Commitment decisions are generally not appropriate in cases where the nature of the infringement calls for the imposition of a fine. Accordingly, no fine was imposed on Aspen. Yet, at the same time, the Commitments impose a form of restorative justice by providing for “transitory rebates”. Effectively, these reimburse national payors for the higher prices paid for Aspen’s products from 1 October 2019 (when Aspen proposed the commitments). Patients who made co-payments even get a partial refund thanks to the transitional rebate structure. Interestingly, a similar approach was taken in the UK in another case involving Aspen. In July 2020, the UK Competition and Markets Authority (CMA) not only agreed a fine with Aspen of GBP2,1 million for seeking to keep rivals out of the UK market for fludrocortisone but also extracted an GBP8 million (re)payment to the UK National Health Service (NHS), which may not have been obtainable in a formal decision.

Nevertheless purchasers after 2012, when the price increases began, do not legally recoup any potential “excessive payment” under the Commitments and have no formal basis for a follow-on action. Officials have publicly noted that customers are free to pursue claims based on discovered internal documents (and may rely on the Commission’s benchmark methodology as a starting point to calculate loss).

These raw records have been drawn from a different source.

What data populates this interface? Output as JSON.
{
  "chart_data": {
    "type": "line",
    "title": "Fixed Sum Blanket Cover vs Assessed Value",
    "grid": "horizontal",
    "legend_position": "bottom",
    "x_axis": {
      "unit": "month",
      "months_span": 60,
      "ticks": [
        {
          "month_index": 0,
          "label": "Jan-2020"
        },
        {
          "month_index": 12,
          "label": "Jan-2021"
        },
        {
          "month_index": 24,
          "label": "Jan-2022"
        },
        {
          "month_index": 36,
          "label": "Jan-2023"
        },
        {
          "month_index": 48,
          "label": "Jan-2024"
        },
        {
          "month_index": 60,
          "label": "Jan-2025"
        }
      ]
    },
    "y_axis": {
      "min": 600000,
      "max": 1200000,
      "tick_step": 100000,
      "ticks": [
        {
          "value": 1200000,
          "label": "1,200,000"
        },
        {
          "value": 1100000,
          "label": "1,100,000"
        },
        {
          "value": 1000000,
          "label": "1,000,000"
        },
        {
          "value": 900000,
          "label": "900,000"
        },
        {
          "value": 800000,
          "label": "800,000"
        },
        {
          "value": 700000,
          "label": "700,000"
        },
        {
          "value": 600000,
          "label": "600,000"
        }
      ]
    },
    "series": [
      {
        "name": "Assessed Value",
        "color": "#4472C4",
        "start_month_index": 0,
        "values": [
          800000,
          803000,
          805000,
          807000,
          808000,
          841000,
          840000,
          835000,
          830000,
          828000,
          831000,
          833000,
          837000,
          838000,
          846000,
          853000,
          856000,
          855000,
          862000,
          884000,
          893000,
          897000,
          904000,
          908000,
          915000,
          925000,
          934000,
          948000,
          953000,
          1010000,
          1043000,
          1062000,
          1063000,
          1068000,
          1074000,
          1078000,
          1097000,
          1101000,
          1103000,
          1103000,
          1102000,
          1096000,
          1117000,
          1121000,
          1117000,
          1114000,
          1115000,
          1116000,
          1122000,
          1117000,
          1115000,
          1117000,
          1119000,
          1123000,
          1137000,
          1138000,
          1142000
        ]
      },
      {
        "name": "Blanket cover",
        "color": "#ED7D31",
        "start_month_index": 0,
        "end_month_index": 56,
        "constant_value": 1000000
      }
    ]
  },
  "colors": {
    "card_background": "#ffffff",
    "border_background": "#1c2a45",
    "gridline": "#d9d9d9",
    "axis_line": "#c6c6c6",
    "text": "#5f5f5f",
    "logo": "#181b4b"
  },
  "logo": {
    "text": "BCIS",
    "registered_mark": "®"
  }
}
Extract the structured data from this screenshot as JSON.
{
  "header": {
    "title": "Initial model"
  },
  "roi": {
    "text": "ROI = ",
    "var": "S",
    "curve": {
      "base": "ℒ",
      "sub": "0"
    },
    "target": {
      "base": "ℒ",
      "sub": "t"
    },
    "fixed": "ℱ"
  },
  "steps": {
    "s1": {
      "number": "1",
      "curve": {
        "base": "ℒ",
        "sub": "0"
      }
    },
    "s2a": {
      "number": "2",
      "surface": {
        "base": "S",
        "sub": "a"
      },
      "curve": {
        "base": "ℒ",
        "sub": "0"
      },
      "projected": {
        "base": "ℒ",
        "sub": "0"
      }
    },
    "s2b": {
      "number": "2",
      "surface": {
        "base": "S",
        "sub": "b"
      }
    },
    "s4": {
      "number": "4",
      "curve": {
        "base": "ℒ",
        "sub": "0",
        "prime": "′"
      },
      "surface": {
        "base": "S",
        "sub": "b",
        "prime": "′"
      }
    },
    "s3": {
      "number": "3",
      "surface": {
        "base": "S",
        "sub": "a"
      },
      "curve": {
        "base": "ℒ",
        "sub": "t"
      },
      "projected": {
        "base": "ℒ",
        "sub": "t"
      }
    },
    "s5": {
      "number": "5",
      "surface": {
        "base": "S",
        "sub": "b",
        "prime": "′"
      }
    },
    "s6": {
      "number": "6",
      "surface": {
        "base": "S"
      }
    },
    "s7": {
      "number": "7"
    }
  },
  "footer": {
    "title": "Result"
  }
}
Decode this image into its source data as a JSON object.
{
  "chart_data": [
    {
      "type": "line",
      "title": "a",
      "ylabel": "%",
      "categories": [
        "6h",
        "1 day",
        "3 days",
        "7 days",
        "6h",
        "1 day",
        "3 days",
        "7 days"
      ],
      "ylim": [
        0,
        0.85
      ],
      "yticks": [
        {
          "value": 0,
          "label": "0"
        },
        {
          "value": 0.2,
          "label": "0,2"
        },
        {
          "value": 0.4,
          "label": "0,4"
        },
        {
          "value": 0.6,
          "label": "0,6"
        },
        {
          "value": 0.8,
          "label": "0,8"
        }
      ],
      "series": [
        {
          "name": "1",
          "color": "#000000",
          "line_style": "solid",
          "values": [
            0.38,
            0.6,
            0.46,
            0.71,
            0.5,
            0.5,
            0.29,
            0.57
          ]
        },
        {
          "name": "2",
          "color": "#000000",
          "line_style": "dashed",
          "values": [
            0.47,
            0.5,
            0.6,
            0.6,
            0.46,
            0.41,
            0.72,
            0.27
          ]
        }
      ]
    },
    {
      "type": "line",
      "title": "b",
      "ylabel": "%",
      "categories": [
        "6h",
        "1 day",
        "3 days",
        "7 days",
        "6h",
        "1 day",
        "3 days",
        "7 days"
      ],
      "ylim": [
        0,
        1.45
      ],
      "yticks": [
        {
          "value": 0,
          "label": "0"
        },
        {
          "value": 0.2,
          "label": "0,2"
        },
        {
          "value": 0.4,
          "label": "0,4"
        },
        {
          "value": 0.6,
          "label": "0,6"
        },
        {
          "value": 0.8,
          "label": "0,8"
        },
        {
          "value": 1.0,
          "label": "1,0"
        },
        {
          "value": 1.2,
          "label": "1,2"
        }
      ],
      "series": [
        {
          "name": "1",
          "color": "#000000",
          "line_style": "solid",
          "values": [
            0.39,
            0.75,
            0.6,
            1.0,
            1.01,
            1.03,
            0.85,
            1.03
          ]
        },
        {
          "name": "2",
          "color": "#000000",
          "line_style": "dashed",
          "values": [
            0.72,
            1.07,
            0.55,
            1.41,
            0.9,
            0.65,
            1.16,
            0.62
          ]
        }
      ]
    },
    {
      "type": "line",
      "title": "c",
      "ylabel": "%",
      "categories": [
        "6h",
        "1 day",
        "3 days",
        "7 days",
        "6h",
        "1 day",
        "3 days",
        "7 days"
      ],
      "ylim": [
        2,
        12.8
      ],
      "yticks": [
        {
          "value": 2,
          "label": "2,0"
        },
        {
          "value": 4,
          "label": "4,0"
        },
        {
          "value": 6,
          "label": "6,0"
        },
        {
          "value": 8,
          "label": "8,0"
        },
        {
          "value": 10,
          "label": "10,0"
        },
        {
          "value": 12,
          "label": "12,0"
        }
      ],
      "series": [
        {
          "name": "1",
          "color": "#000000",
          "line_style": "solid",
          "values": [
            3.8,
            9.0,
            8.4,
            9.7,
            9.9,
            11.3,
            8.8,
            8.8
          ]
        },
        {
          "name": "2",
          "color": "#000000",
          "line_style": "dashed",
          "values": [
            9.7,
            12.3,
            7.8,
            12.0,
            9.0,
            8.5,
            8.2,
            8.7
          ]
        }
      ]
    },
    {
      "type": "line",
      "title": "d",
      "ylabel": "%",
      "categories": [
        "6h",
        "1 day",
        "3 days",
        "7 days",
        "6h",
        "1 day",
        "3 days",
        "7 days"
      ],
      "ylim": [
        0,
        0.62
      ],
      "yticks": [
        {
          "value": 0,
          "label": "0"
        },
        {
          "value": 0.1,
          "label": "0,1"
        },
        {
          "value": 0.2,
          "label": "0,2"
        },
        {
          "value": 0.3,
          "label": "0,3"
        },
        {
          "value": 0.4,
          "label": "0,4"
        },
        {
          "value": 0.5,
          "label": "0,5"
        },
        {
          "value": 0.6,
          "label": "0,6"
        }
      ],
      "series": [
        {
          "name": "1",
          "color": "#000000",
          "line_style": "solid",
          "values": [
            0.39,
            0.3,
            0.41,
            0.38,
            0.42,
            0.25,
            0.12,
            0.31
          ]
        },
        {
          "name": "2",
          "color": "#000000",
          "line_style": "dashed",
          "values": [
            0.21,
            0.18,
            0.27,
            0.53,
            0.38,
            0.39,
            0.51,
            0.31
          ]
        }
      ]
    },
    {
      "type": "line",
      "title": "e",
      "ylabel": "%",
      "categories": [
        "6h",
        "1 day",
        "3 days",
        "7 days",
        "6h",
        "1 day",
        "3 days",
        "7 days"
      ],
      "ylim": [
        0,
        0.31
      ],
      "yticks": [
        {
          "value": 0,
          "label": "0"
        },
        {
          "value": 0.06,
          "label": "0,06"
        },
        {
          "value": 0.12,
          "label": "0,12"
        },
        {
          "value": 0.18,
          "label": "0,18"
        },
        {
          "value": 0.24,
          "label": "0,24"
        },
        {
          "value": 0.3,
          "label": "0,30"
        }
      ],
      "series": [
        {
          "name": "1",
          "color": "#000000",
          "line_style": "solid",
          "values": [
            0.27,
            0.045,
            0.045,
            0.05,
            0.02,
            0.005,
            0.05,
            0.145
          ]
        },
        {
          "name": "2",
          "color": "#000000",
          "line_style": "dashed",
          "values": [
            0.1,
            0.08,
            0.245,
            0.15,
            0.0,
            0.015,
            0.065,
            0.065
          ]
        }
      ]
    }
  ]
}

The upshot is that commitments remain an attractive way to settle complex cases for both regulator and target. The problem with determining which price is “fair” and “unfair” were at the forefront of the Commission’s reluctance to deal with exploitative abuses and engage in detailed price regulation – a highly complex exercise even for sectoral regulators. The Decision allows the Commission to avoid hard questions on where the boundary for excessive and non-excessive sits for each product in each Member State – and yet extract some form of penalty or compensation for exploited customers. Equally, the Decision offers stakeholders some further context for analysing when pricing practices stray into unlawful territory. That said, judging by the fact that the case took four years to resolve, and despite the publication of an apparent smoking gun in a national newspaper, it is clear that concerns about whether EU competition law can replace specific price regulations remain.